Existential Literature (or, Zen and the Art of Existentialism)
HONR 300A: Humanities
Beth Benedix 
“The freedom of the spirit, o tense emptiness, depends on ruling out any point of support.”                                                                                                                                           --Edmond Jabès
Imagine what the world would look like if all points of support were taken away from you, if you had nothing absolute to fall back on, nothing stable to stand on.  How would you respond?  Would your reaction be fear or relief?  Would this emptiness prod you to act or to feel as though action were futile?
Existentialism is concerned with these questions.  It is a way of thinking, a mindset, a positioning, a shared belief that the world has no absolutes, that we create our own meaning.  In this course, we are using the term “existentialism” broadly to include those who pre-dated the philosophical movement (historically, this movement is associated most closely with continental Europe during the war years—emerging just after WWI and reaching its heyday in the period preceding, during, and following WWII) and those who are influenced by this movement.  We will also be drawing on Zen Buddhism and Taoism to provide a comparative perspective. All of the material that we will be encountering in this class centers on the concrete business of living in a fragile world, a world that no longer seems to have answers.  In this class, we will be sorting out what binds these ways of thinking together, what sets them apart, and how they can be applied to this current moment.
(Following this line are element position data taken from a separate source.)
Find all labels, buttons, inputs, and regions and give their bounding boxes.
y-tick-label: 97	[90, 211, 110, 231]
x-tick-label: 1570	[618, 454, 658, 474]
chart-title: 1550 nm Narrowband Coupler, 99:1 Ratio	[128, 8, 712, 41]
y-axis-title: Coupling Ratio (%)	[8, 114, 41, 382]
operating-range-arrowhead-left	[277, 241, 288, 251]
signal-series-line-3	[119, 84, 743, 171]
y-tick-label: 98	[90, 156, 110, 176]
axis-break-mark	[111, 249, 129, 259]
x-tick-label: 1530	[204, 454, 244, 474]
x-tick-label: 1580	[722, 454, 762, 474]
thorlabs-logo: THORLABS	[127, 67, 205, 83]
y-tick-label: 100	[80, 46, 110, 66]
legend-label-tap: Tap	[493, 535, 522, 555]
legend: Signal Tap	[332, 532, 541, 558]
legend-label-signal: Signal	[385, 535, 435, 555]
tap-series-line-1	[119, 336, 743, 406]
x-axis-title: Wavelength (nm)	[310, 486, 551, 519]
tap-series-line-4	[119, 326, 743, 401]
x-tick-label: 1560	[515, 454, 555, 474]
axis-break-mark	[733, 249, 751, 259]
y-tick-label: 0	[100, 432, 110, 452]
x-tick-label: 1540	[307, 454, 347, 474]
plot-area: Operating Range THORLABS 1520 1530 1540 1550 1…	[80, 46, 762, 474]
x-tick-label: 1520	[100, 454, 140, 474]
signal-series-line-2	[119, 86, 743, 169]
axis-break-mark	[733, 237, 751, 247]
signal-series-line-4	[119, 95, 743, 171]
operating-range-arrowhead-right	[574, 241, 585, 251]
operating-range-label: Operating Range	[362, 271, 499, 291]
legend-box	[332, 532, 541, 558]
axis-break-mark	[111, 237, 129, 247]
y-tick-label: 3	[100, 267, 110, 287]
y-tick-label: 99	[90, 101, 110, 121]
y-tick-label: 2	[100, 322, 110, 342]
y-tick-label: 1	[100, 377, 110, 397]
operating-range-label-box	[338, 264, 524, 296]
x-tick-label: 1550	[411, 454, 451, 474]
Evolution and Human Nature 
HONR 300B: Natural Science 
Kevin Moore
The Philosopher Daniel Dennett once called evolution “the single best idea anyone ever had.” If this claim has any merit, then surely evolutionary perspectives can shed light on important questions about human nature in general, and issues like cooperation, aggression, sex and gender, aesthetics, emotion, cognition, moral judgments, and environmental concerns in particular. We will look at current and historical attempts to develop scientific accounts of human nature, and examine their strengths, weaknesses, and motivations.  The course offers an opportunity to explore how the “single best idea anyone ever had” can be applied to human nature and important contemporary concerns. 

Medicine and Morality
HONR 300Bb or HONR 300Cb: Natural Science or Social Science
Ted Bitner
Recent advances in medical science have contributed to rapidly expanding human control over natural processes. While it is vital that we understand scientific advances, it is just as important to grapple with the implications and problems these new advances have brought with them. We will look at how bioethicists and clinical ethicists attempt to reach moral and ethical solutions through the use of case studies, discourse, and life narratives.

Legacy of the Northern Ireland Conflict
HONR 300C: Social Science 
Melanie Finney 
This course examines the historical, political, and social issues concerning Northern Ireland’s quest for peace. Beginning with the partition of Ireland in 1922, the northern six counties of Ireland, or the country of Northern Ireland, has been embroiled in conflict. During the period known as the “Troubles,” from 1969 through 1998, over 3600 people lost their lives because of sectarian violence. In 1994, the paramilitary organizations called for a ceasefire that eventually led to the 1998 Good Friday Belfast Agreement. Still, 21 years after the Agreement’s ratification, some would argue that the peace process has still not been fully realized. This course considers the long-lasting effects of violent conflict on communities and individuals and how those effects may or may not be transformed.